Alice Hung in Taipei

Taiwan see the Sydney Olympics as their best chance yet for a first gold medal, thanks to debut sports taekwondo and women's weightlifting.

"It is generally believed we are strong in weightlifting and taekwondo. Prospects are quite good," Huang Ta-chou, president of the Chinese Taipei Olympic Committee, told Reuters.

"But it's still too early to say how many medals we can win as the final outcome hinges on many factors."

Since first competing in the Summer Games in Los Angeles in 1932, Taiwan have collected three silver and two bronze medals.

Generous financial rewards will accompany any Sydney medals.

Taiwan offer athletes and coaches a reward of T$10 million (US$333,000) each for an Olympic gold, T$6 million for a silver, T$4 million for a bronze, and lesser prizes right down to a 10th placing.

Medal hopefuls include Li Feng-ying and Chen Jui-lien in the inaugural women's weightlifting event.

Taekwondo is the Korean martial art, but Taiwan are strong in the sport because of Huang Chih-hsiung, Chi Shu-ju and Hsu Chih-ling.

Taiwan are always also competitive in table tennis, and their challenge in Sydney will be spearheaded by women entrants Chen Jing and Xu Jing.

Further lifting medal hopes, Taiwan's weightlifting association quashed a two-year ban on two women who tested positive for drugs. That cleared the way for Chen Jui-lien and Wu Mei-yi to compete in Sydney after months of controversy.

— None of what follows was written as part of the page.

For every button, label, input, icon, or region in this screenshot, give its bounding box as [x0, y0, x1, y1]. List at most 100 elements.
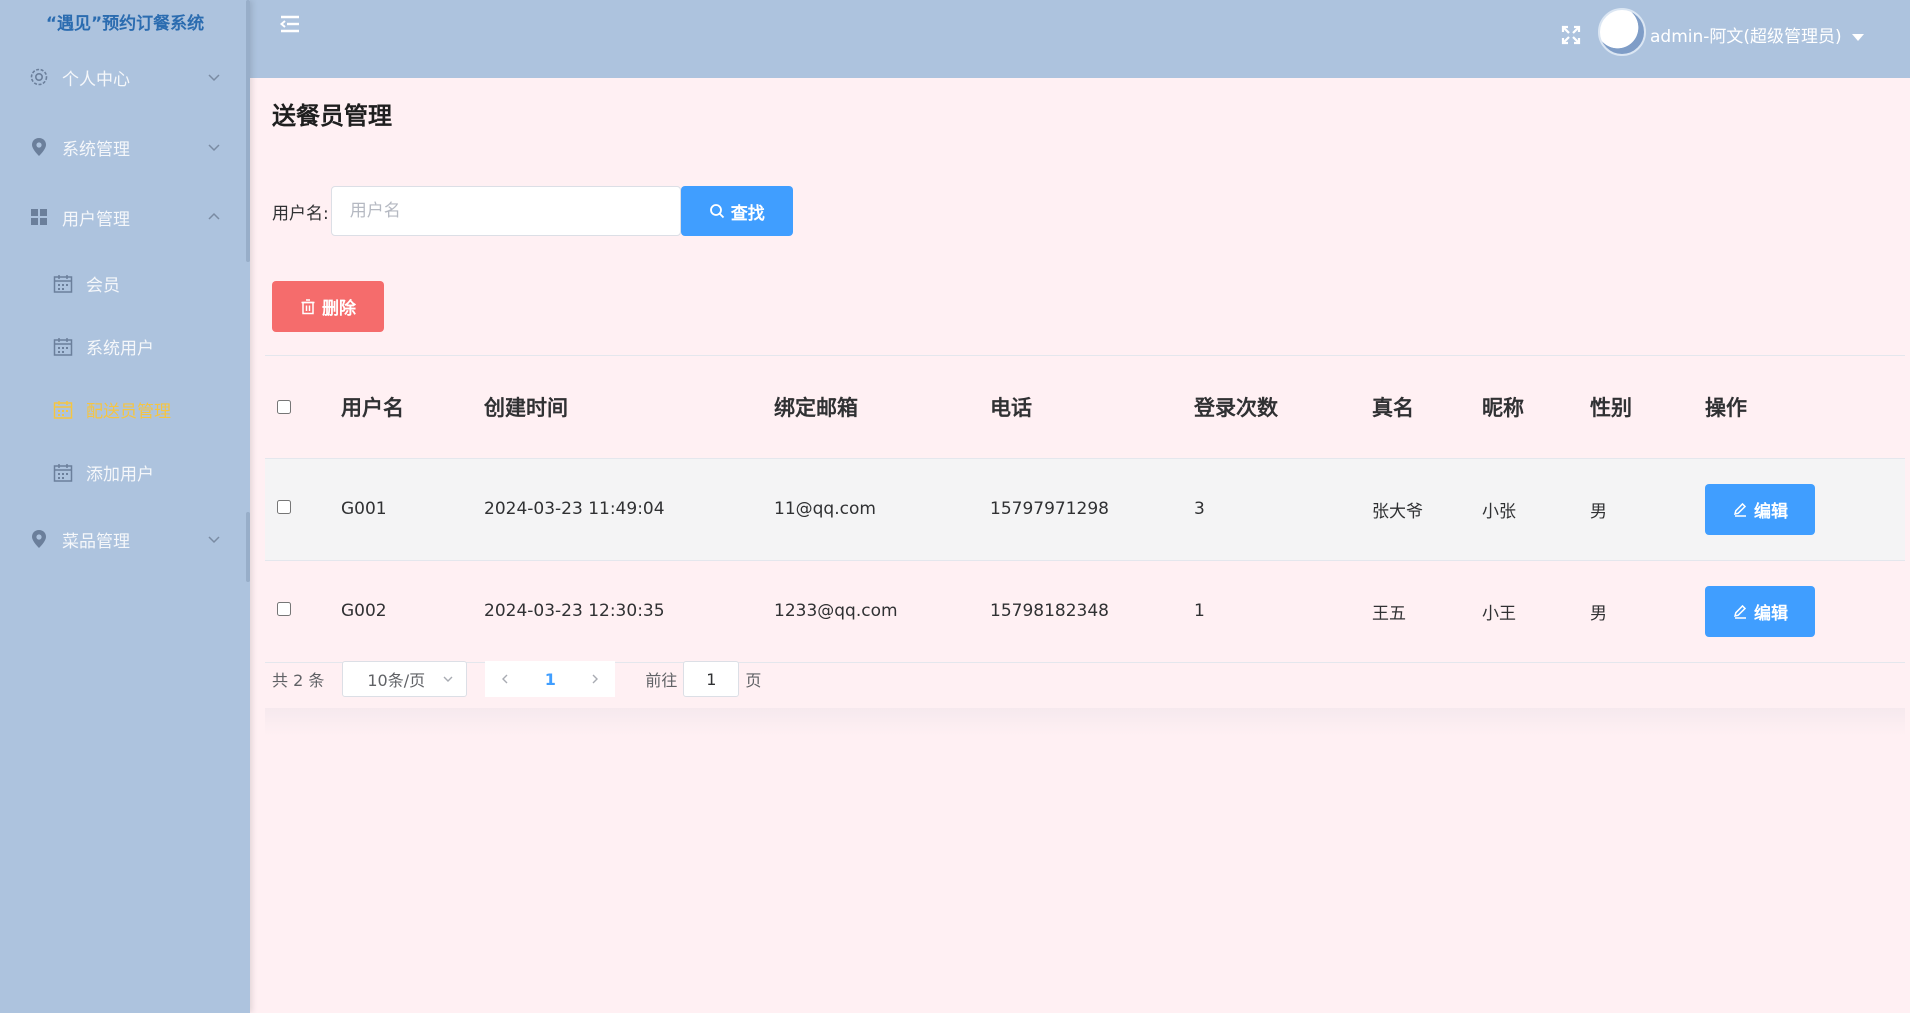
sidebar-item-label: 会员 [86, 276, 120, 296]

Chen, who won gold in the women's 63 kg division at the 1999 World Championships in Athens, had been tipped to bring home Taiwan's first Olympic gold medal.

But Taiwan's weightlifting association, responsible for nominating athletes for the Olympics, suspended Chen from competition for three years after she tested positive for steroids in March.

The suspension included a two-year ban for using illegal drugs and another one-year ban for disobeying coaches.

Then, Wu was suspended for testing positive for using the same kinds of drugs in July.

Doubt was cast on Chen's ban when a special task force led by the cabinet's National Council on Physical Fitness and Sports ruled that the doping test was not conducted according to international standards.

The association reversed its decisions on August 18 -- days before the deadline for the local Olympic committee to finalise the Olympic team -- after Wu's coach made an appeal on the ground that the tests contained "many, many procedural errors".

"We feel it necessary to correct the mistakes," association spokesman Chiu Shui-wen said.